Bagaimana mungkin Bu Melodi, mama Hayra, berada di sampingnya? Jika Hayra tidak salah ingat, wanita berusia pertengahan empat puluhan itu seharusnya kini tengah berada di luar negeri, kan? Bersama keluarga kecil barunya?
"Ma ... Mama?" desis Hayra.
"Kamu masih suka pilih-pilih makanan, nih, ceritanya?" timpal suara bass yang berada di seberang meja.
Seorang pria berkemeja biru tua dengan kacamata persegi tengah menatap Hayra dengan jahil. Rambutnya yang tertata rapi efek dari pemakaian gel setiap pagi masih tampak sempurna. Bahkan, parfum maskulin yang tidak pernah Hayra lupakan hingga sekarang itu pun masih tercium aromanya.
"Pa ... Papa?" Kali ini, Hayra tidak bisa menahan air matanya untuk tidak jatuh. Ia bahkan beranjak dari kursi dan segera menghambur ke arah Pak Ziyad, papa Hayra. Gadis itu menumpahkan seluruh air mata dan teriakan histerisnya di dada bidang sang papa.
"Maafin Hayra, Pa ...," ucap Hayra di sela isak tangisnya. "Harusnya Hayra nggak lari waktu itu. Harusnya Hayra nunggu lampunya hijau dulu baru menyeberang! Maafin Hayra, Pa .... Maaf!"
Gadis itu semakin histeris.
"Kenapa, Nak? Kenapa? Ada apa? Minta maaf untuk apa?" Pak Ziyad berkali-kali melontarkan pertanyaan sembari memeluk anak semata wayangnya. Namun, Hayra sama sekali tidak menjawab. Lebih tepatnya, ia tidak mau menjawab. Ia akan sangat bersyukur jika seluruh rentetan tragedi kecelakaan itu hanyalah mimpi semata. Yang penting, saat ini, sang papa berada tepat di depan matanya, memeluk dengan erat.
"Jangan-jangan, dia nangis begini karena cekernya kurang!" seru suara anak laki-laki yang kedengarannya tidak jauh dari tempat Pak Ziyad duduk. "Mau ambil punyaku? Kebetulan aku nggak suka sama ceker ayam."

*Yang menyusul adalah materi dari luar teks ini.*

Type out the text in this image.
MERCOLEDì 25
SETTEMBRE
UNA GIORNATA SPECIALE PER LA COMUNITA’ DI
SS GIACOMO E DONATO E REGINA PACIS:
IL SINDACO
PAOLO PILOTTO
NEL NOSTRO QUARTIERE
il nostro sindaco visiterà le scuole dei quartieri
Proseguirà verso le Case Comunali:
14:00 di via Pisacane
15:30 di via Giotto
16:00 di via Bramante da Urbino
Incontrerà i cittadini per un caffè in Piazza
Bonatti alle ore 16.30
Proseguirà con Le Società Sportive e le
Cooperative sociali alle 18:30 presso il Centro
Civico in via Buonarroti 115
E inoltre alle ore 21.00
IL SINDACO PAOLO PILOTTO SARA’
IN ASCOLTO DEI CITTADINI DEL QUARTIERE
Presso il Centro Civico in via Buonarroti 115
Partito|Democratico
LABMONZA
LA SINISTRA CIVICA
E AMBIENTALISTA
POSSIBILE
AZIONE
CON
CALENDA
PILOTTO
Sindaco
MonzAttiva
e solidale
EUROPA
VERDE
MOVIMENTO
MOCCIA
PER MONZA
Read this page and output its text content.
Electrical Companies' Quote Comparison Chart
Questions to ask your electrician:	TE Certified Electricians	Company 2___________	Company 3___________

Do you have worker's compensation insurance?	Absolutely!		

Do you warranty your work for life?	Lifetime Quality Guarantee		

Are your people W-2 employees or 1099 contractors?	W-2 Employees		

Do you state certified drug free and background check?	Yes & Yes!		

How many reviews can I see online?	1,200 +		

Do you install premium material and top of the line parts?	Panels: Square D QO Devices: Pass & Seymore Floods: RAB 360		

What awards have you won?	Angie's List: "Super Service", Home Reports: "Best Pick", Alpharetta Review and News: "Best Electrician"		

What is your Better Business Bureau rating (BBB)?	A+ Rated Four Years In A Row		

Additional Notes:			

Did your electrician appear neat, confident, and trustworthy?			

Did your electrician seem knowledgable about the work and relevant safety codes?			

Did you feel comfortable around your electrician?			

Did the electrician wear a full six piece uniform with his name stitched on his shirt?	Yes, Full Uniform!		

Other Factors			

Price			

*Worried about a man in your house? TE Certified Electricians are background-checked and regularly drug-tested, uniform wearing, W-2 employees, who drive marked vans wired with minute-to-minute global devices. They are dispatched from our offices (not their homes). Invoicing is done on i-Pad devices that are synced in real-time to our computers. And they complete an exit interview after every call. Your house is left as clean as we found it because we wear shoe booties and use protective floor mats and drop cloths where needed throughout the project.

Menyadari bahwa suara itu bukan hanya halusinasinya, Hayra segera menarik diri dari pelukan sang papa, lantas melongok ke arah sosok laki-laki yang duduk di kursi sebelah Pak Ziyad. Seorang remaja laki-laki berseragam putih-biru kini tengah menatapnya dengan sebelah alis terangkat.
KAMU SEDANG MEMBACA
DECALCOMANIA (TAMAT)
FantasíaBagaimana rasanya memiliki dua kenangan kehidupan di waktu yang bersamaan? *** Setelah sebuah kecelakaan terjadi, Juan terbangun dan mendapati dirinya hidup sebagai orang dengan identitas dan kehidupan yang berbeda. Remaja normal itu berubah menjadi...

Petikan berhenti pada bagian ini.